基于Vue3 + Vosk-browser 实现前端离线语音识别组件
本文聚焦于纯前端离线语音识别方案,基于Vue3和vosk-browser构建高性能、无后端依赖的语音识别组件。
组件核心功能
1. 离线语音识别能力
组件基于Vosk本地语音模型运行,无需联网、无需调用第三方API,所有语音识别逻辑在前端完成,既保证了数据隐私性,又避免了网络延迟带来的体验问题。

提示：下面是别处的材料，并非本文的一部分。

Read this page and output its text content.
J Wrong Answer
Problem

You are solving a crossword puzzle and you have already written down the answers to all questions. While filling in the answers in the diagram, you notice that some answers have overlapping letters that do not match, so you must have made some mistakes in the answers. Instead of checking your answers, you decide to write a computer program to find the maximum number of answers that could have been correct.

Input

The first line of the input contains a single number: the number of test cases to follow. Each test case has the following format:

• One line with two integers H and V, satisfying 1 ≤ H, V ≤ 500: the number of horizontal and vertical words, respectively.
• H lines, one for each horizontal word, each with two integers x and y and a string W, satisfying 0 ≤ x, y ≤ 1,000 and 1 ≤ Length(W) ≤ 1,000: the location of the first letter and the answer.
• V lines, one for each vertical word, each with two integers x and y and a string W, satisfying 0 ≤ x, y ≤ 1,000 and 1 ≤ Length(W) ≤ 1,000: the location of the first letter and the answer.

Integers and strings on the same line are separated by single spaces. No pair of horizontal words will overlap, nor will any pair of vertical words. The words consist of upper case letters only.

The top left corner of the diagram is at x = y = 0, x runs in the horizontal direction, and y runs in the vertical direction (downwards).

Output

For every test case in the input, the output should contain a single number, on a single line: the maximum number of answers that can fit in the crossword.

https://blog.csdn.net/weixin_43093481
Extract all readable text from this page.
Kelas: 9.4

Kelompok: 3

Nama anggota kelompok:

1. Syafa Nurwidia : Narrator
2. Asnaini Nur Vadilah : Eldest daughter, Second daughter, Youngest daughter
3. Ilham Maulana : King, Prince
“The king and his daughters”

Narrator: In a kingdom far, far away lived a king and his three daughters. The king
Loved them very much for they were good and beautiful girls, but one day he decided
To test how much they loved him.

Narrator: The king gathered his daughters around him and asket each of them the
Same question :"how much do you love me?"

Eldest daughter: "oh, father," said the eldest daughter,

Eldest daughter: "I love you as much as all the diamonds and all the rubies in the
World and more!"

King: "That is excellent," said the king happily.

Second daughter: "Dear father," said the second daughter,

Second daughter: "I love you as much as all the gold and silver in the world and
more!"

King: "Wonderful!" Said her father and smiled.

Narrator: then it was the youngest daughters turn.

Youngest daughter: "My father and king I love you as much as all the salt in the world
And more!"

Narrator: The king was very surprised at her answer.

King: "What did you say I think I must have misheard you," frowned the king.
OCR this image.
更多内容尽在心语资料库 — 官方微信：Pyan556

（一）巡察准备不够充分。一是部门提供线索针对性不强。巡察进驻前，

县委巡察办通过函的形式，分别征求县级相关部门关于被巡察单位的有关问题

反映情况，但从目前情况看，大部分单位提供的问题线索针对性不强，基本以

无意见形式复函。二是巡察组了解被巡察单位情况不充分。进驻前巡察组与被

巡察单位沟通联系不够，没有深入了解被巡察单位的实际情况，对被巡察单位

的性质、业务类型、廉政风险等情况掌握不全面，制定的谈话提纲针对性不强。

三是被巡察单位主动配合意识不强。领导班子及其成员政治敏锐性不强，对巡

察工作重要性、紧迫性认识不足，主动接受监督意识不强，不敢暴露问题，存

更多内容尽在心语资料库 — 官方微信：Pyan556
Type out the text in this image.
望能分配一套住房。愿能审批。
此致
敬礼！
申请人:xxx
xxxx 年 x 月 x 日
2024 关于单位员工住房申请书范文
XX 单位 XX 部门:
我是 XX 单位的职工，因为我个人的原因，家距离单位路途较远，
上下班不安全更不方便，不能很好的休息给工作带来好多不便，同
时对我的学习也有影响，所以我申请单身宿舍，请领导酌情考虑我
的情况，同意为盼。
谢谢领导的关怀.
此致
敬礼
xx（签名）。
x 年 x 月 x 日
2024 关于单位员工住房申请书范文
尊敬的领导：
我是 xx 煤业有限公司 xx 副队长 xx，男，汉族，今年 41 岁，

支持中文实时语音转文字,识别结果精准度高,满足日常语音输入场景需求。
2. 实时识别反馈机制
- 临时结果实时展示:录音过程中实时输出临时识别文本,搭配打字动效,模拟实时输入的视觉体验,让用户直观感知识别进度。
- 最终结果固化保存:停止录音后,自动整合并保存最终识别结果,区分临时与最终结果,避免识别过程中的文本干扰。
3. 完整的录音控制体系
- 录音启停管理:提供清晰的“开始录音”“停止录音”按钮,按钮状态随录音进程动态禁用/启用,防止重复操作。
- 麦克风权限处理:自动检测并请求麦克风权限,权限获取失败时给出明确的错误提示,引导用户授权。
- 音频流资源管理:录音停止或组件卸载时,自动关闭麦克风媒体流、释放音频上下文等资源,避免内存泄漏。
4. 识别结果管理功能
- 结果展示与统计:清晰展示最终识别文本,自动统计字符长度,附带保存状态标识,方便用户查看文本信息。
- 结果清空操作:提供“清空记录”按钮,支持一键清除所有识别结果,满足重复使用场景的需求。
5. 可视化状态提示
- 录音状态指示:通过脉冲动画指示灯和文字提示(“录音中...”/“准备就绪”),直观展示当前录音状态。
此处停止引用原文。